Editorial: Holidays in Anti-Spam Land

Every time I vow not to write an editorial about anti-spam activists, they make an irresistible case for giving them one more verbal slap in the head.

This issue's reason: London-based The Spamhaus Project (Spamhaus.org) last month blacklisted at least one of Yahoo's servers because some less-than-ethical folks reportedly set up shop on Yahoo Store to sell spamming software.

OK, all together now, spam is wrong. This editorial is not in defense of spammers. They use other people's resources to deliver their mail. It's theft. So please, just once, anti-spammers, save the avalanche of e-mail explaining that now-obvious concept.
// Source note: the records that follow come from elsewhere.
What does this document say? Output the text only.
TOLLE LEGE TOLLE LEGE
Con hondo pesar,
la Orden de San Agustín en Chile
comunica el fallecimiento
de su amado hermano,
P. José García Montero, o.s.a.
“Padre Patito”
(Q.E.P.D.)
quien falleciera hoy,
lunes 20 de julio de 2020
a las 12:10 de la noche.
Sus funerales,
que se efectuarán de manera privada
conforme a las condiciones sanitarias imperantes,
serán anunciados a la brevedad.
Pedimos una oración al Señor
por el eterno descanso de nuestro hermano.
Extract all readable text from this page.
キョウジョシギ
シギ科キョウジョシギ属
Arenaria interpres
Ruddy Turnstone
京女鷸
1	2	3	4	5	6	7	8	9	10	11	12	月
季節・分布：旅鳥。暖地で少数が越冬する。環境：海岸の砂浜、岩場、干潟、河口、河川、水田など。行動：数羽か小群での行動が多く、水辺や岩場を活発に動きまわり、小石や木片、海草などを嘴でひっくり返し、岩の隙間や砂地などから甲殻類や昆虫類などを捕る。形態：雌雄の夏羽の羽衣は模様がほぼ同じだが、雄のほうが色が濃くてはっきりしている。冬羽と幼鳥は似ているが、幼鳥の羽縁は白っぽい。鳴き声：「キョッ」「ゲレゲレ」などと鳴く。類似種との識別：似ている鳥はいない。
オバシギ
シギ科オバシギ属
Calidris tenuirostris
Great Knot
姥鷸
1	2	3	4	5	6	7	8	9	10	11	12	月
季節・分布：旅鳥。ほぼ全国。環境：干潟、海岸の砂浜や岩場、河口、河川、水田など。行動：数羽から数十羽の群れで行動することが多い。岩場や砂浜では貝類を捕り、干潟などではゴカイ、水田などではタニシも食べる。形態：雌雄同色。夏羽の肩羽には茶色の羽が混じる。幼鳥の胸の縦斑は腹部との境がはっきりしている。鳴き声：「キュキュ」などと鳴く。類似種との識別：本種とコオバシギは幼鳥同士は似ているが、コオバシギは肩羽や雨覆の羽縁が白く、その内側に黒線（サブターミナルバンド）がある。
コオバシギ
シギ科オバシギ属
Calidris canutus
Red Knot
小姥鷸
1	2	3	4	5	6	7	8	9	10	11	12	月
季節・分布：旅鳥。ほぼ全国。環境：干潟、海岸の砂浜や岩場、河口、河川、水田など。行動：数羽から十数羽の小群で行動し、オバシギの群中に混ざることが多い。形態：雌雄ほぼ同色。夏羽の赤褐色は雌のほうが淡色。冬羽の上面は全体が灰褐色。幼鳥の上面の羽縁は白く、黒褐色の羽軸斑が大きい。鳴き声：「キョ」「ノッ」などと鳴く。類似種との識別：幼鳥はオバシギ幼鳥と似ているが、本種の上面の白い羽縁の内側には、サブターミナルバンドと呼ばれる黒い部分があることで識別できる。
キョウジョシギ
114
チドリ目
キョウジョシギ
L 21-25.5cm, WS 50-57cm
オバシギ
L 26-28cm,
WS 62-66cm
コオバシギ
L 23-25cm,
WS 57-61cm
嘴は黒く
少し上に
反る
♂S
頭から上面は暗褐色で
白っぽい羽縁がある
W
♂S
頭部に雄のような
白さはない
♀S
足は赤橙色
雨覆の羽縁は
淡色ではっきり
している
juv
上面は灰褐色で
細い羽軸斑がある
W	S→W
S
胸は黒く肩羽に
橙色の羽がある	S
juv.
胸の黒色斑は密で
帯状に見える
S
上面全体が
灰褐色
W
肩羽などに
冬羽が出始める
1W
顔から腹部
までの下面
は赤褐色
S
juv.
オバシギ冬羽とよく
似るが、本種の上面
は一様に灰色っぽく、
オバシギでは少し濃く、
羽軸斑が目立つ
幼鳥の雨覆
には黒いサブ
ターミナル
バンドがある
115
The problem with Spamhaus Project's action is that in the process of moving against the would-be spam software merchants, the blacklisting organization (or for those who want to use the term that anti-spam blacklisters use so they can feel better about what they do, blocklisting organization) blocked some customer service e-mail during the latter half of December and beginning of January.

Hmmm. December? Store? Any connections being drawn out there in anti-spam land? Apparently not.

And this is one more example of what crusaders run amok do. They hurt innocent people and then try to justify it.

“The sale of stealth spamware is illegal in eight U.S. states, as well as being against the AUPs [Acceptable Use Policy] of most ISPs. So we blocked the Yahoo Store mail servers until Yahoo management woke up (which didn't take long),” said Steve Linford, director of The Spamhaus Project.

Great, Steve. Glad you're on the case. Merry Christmas to you, too. Blocking even small, kitchen-table retailers during the holiday selling season is one more example of how myopic anti-spam activists can be. Anti-spammers have their agenda. And if they steamroll innocent merchants in the process, too bad.

It's hard to believe there was no other option. Couldn't they have called Yahoo, threatening to blacklist them? Not cool either, but better.

To be sure, system administrators have a serious burden. They are desperate for ways to block unsolicited porn and pyramid e-mails. And there are some seriously unethical folks drowning the system in unwanted garbage.

But none of this is an excuse to block legitimate communications between innocent merchants and their customers.

The folks who run these anti-spam blacklisting services employ a similar philosophy to that of military boot camp drill instructors. In boot camp, recruits are quickly taught that when one of their ranks screws up, everyone pays.

In the military, this philosophy creates necessary cohesion. On the Internet, it simply makes doing business harder when doing business is already hard enough.